The Google Natural Language API (Google NLP API) provides pre-trained models allowing developers to work with natural language features, including sentiment and entity analysis. In fact, the algorithm that provides the result is the same algorithm that determines your page rank on the SERPs: so these models have been pre-trained based off of actual users’ search queries, and the use in SEO is highly beneficial to marketers eg. When doing KW or topical research.
In addition, Google Cloud also offers Automated Machine Learning (AutoML) products that allow users to build and deploy custom machine learning models and natural language API even without any expertise in machine learning.
The suite offers a number of products, including:
Google Cloud Natural Language API, which allows users to derive insights from unstructured texts;
AutoML Natural Language, which lets users analyze and categorize documents as well as identify entities;
Dialogflow, which is used to build conversational interfaces for websites and mobile apps, and
Document AI, which is designed to read and understand documents so users can extract value from the data mine.
Benefits Of Using Natural Language API
Now that we’ve covered the basics of NLP, it’s time for you to learn how your business could benefit from utilizing this tool. Here is a list of benefits you can expect from utilizing natural language processing in AI.
Better data analysis
Unstructured data, such as documents and research studies, can be difficult for computers to process. However, NLP technology can easily analyze large amounts of text-based information with accuracy.
For example, NLP can be used to help HR teams review hundreds of resumes and immediately screen them for desired characteristics.
Better customer experience
Many businesses, especially those in the hospitality sector, depend on surveys and reviews to better understand their customer’s behavior. NLP can be utilized to recognize sentiment in customer messages and identify elements that may suggest an underlying emotion in the structure of a sentence.

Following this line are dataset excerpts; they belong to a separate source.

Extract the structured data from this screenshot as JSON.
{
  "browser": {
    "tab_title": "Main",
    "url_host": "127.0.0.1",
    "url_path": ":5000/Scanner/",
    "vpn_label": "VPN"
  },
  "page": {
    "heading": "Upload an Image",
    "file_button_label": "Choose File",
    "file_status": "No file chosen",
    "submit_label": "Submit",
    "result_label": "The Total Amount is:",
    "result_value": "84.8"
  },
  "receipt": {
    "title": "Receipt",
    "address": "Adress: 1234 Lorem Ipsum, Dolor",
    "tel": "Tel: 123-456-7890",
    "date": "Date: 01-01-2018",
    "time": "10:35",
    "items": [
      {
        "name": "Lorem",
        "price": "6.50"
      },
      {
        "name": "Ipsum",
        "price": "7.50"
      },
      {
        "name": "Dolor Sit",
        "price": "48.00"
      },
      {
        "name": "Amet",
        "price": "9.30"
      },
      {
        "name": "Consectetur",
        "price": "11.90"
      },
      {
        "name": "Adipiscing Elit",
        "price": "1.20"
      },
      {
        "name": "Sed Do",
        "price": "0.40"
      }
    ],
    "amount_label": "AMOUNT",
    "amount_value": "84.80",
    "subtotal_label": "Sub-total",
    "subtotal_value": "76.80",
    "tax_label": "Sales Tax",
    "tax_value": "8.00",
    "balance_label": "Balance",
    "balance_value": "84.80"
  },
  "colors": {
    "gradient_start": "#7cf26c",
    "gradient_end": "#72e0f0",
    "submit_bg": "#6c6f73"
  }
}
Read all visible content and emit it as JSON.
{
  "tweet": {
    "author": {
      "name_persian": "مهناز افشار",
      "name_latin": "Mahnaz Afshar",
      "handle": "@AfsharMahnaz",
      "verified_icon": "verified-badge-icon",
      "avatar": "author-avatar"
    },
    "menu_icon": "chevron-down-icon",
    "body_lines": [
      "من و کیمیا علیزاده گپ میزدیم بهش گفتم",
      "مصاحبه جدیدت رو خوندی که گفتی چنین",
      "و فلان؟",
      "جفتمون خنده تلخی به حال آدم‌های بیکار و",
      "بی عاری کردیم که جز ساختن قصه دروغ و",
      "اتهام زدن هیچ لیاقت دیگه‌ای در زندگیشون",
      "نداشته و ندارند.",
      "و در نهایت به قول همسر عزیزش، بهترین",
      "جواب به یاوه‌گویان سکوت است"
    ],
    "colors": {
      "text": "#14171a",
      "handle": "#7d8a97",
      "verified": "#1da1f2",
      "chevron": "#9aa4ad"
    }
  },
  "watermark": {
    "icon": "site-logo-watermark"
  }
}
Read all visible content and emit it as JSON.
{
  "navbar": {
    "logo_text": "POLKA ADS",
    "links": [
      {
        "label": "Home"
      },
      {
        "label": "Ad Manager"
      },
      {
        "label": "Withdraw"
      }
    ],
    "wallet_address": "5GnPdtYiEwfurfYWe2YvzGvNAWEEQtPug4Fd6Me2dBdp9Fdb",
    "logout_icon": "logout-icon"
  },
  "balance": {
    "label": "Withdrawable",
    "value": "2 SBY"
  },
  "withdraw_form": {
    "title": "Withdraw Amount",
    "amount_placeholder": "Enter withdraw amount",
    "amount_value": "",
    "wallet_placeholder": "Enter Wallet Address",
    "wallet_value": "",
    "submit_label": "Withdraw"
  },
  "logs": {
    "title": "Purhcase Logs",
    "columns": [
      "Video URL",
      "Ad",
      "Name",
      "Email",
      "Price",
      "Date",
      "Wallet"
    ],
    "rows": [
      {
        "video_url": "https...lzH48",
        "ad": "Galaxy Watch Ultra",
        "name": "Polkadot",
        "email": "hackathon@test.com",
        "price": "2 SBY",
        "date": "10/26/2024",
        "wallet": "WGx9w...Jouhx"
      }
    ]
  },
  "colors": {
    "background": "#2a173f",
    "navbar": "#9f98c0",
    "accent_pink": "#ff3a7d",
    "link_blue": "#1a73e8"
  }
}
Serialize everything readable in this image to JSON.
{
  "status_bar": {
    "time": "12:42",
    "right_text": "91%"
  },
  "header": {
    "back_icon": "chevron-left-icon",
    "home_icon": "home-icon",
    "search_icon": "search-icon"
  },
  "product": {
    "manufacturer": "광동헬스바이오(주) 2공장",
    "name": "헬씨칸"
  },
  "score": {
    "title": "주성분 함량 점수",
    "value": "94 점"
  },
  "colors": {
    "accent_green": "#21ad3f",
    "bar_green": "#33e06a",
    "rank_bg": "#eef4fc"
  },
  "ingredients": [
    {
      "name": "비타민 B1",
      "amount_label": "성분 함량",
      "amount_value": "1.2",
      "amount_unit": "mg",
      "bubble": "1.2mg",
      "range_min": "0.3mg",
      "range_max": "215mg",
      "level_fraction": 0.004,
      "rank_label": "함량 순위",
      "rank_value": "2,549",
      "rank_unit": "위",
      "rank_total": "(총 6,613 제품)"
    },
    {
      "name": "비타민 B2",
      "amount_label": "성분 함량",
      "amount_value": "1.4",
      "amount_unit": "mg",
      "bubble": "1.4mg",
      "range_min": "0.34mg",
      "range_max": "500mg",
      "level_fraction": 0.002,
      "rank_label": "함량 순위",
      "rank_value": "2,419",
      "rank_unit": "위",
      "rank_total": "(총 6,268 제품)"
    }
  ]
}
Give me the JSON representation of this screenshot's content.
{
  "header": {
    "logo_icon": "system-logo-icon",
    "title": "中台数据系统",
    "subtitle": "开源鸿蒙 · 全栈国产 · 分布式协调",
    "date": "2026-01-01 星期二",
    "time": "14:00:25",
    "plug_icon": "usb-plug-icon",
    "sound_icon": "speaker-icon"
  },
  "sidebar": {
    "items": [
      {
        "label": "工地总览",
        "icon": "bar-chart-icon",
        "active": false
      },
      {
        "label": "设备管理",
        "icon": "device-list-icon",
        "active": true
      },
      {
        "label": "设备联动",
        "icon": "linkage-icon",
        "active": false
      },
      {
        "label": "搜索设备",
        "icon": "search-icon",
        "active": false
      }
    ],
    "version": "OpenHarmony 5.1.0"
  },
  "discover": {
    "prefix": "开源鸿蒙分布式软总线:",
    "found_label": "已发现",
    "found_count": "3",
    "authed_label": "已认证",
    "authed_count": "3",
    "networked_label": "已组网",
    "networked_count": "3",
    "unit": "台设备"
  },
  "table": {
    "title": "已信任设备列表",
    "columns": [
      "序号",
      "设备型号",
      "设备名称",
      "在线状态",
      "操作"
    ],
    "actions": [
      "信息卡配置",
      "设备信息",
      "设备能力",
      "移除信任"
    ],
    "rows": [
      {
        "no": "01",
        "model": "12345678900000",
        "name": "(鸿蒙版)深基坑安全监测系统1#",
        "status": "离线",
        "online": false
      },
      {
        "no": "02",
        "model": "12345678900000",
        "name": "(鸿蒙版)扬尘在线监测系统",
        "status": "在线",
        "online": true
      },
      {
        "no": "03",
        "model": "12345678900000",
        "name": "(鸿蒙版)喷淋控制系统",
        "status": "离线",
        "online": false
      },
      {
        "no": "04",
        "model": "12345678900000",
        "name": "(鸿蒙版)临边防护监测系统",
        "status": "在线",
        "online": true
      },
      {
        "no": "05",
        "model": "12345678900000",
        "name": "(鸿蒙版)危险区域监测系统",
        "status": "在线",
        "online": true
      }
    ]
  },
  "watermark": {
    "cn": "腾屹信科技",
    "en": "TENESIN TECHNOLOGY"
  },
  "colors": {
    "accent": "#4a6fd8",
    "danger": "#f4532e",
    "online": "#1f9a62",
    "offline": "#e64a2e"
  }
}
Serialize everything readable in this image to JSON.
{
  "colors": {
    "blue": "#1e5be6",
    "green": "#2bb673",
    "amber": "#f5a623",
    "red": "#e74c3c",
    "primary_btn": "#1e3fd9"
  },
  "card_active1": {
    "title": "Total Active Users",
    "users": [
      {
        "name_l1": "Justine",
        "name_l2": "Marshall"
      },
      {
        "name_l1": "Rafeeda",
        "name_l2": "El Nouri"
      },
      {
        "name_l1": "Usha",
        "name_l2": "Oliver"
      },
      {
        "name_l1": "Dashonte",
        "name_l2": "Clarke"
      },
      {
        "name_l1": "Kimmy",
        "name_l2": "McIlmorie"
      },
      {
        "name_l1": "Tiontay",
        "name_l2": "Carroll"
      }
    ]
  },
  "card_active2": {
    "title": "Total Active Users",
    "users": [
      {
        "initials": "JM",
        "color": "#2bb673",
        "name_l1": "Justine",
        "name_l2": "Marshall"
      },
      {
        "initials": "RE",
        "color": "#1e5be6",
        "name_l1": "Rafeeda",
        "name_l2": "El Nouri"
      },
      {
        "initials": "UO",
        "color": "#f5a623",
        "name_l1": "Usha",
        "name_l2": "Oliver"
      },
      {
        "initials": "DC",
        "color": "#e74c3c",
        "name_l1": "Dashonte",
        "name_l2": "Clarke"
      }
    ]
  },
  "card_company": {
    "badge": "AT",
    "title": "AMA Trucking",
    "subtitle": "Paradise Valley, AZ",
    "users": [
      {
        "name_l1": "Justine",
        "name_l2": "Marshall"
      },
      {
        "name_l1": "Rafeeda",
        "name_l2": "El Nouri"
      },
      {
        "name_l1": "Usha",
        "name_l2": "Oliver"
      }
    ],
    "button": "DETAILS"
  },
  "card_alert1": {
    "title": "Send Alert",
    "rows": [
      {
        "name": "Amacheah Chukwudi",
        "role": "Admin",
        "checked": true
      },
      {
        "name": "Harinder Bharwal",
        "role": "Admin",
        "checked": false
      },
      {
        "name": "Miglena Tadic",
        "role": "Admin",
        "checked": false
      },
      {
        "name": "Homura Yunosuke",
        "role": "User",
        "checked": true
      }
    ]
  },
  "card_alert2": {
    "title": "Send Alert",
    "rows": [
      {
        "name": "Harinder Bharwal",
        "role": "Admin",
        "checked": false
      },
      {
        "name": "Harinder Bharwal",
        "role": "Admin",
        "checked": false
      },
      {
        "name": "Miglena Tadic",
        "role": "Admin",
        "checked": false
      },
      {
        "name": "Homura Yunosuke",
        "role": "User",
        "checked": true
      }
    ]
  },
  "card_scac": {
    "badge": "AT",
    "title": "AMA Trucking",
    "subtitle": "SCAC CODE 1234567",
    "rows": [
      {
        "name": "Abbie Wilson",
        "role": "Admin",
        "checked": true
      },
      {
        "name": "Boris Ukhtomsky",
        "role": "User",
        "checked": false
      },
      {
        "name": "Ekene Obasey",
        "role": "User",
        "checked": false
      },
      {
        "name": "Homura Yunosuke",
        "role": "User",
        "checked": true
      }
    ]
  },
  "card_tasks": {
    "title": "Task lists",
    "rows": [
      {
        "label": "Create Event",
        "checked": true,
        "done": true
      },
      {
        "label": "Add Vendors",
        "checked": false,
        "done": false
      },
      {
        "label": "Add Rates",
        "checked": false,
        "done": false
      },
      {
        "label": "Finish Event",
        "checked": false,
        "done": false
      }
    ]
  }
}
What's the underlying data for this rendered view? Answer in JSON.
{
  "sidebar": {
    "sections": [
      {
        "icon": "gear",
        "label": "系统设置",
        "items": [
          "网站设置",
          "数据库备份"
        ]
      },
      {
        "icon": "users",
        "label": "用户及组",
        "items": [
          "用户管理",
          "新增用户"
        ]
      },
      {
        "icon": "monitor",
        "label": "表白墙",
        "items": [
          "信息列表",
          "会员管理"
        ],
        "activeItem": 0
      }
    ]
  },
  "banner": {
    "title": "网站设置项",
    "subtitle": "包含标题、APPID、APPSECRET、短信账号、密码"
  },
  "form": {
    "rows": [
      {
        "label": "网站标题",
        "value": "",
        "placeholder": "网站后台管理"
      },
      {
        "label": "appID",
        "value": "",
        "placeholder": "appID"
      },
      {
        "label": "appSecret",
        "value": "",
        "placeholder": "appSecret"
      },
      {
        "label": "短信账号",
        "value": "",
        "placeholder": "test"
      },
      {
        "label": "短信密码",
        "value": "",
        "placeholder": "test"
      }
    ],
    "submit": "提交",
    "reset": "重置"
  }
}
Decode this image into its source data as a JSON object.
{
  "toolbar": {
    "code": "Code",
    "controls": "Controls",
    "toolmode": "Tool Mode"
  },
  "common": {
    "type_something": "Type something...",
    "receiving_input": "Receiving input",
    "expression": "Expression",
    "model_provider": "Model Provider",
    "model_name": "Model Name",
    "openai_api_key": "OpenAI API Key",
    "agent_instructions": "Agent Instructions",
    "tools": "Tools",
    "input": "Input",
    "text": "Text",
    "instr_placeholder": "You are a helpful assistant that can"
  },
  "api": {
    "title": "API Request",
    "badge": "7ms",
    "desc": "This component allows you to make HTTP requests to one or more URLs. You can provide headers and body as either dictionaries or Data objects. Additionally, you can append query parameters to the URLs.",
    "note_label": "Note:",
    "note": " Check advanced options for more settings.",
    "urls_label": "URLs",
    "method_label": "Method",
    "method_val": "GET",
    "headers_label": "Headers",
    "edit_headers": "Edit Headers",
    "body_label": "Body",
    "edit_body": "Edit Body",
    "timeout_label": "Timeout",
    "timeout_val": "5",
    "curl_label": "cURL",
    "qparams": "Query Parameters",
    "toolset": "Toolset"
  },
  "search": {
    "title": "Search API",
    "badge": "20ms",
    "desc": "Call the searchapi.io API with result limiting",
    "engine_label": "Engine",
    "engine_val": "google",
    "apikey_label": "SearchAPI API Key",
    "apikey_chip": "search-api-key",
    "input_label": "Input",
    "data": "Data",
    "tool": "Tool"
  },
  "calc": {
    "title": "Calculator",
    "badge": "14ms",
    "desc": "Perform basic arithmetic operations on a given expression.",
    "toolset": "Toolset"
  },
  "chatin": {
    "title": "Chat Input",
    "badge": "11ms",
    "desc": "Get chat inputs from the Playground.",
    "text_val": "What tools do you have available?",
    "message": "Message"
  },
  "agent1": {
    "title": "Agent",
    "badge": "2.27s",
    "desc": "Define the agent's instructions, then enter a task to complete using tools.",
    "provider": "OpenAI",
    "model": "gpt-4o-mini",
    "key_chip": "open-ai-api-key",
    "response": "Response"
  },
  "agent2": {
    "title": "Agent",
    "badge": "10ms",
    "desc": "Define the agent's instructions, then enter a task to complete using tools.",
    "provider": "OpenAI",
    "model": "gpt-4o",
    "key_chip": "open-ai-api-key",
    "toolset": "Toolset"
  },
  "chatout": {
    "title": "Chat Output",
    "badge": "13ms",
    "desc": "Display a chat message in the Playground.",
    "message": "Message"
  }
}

For other businesses, NLP technology can be used to shorten response times to questions through chatbots.
More engaged employees
Using NLP can help you remove repetitive functions from your employees’ day-to-day tasks. This not only frees them to work on other higher-level projects, but also helps your company create a more productive workforce.
With NLP, your employees can process big data from multiple sources in real-time and expect a more comprehensive data set. Employees can then use the information to respond to customer requests or complete tasks.
Reduce costs
By empowering your employees and streamlining your process, you can create a more efficient operation that is better for your bottom line. For example, instead of needing ten people to respond to your customer’s queries, an NLP solution can reduce the number to two. This allows your eight other employees to focus on other tasks.
In Closing
If you’ve been following the latest trends in AI, you’d know that NLP is used in an ever-growing list of applications. Our blog post discussed various NLP techniques and tasks that you can utilize for your company.
If you want to find out more about how your company could benefit from NLP, or if you’re looking for a team of SEO experts who have experience in developing NLP solutions for your business, connect with us today.
Frequently Asked Questions
Which search engines use natural language processing?
Both Google and Bing use NLP to make their search function more relevant to conversational language and make it easier for users to find answers to their queries.
What is the salience score?
The salience score of a certain entity provides information about the importance of that entity to the entire document. Salience scores closer to 1.0 are highly salient, while scores closer to 0 are less salient.
Can NLP be used for semantic analysis?
Semantic analysis is actually a subfield of Natural Language Processing and Machine Learning. Semantic analysis helps in understanding the context of a text and identifying the emotions that might be in a certain sentence.